NCBI-BLAST programs optimization on XSEDE resources for sustainable aquaculture
The development of genomic resources of non-model organisms is now becoming commonplace as the cost of sequencing continues to decrease. The Genome Informatics Facility in collaboration with the Southwest Fisheries Science Center (SWFSC), NOAA is creating these resources for sustainable aquaculture in Seriola lalandi. Gene prediction and annotation are common steps in the pipeline to generate genomic resources, which are computationally intense and time consuming. In our steps to create genomic resources for Seriola lalandi, we found BLAST to be one of our most rate limiting steps. Therefore, we took advantage of our XSEDE Extended Collaborative Support Services (ECSS) to reduce the amount of time required to process our transcriptome data by 300 percent.
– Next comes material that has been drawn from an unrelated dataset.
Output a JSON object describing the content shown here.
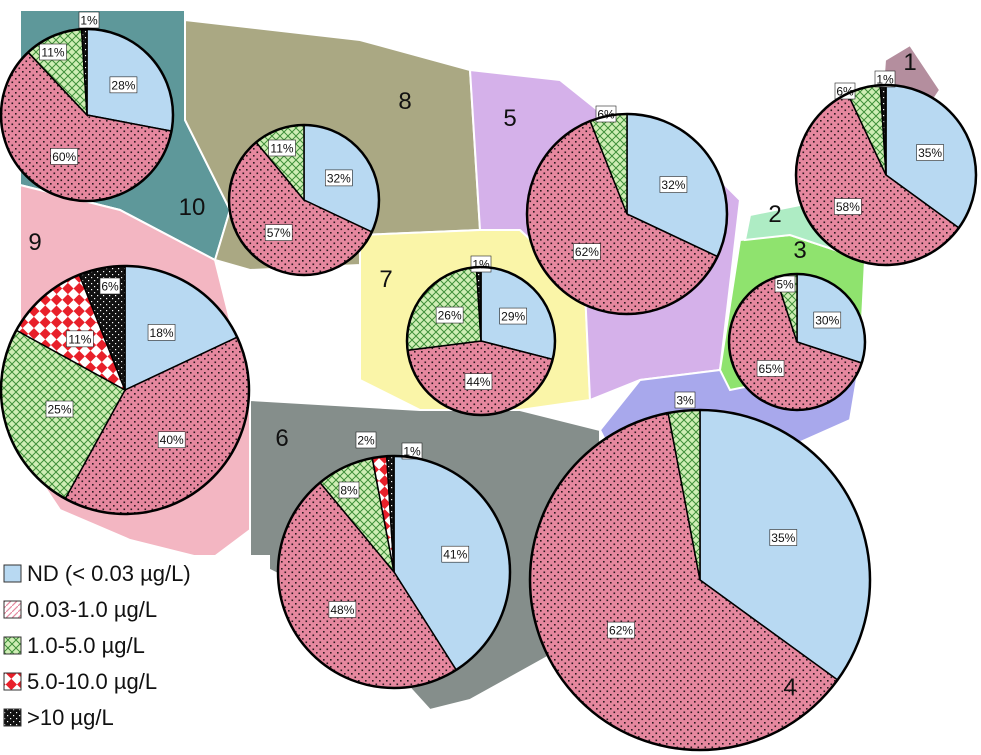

In this paper, we describe an optimized method for the BLAST tool on the Stampede cluster, which works with any existing datasets or database, without any modification. At modest core counts, our results are similar to the MPI-enabled BLAST algorithm (mpiBLAST), but also allow the much needed and improved flexibility of output formats that the latest versions of BLAST provide. Reducing this time-consuming bottleneck in BLAST will be broadly applicable to the annotation of large sequencing datasets for any organism.
This is a proceeding from the XSEDE Conference: Scientific Advancements Enabled by Enhanced Cyberinfrastructure (2015), doi:10.1145/2792745.2792749. Posted with permission.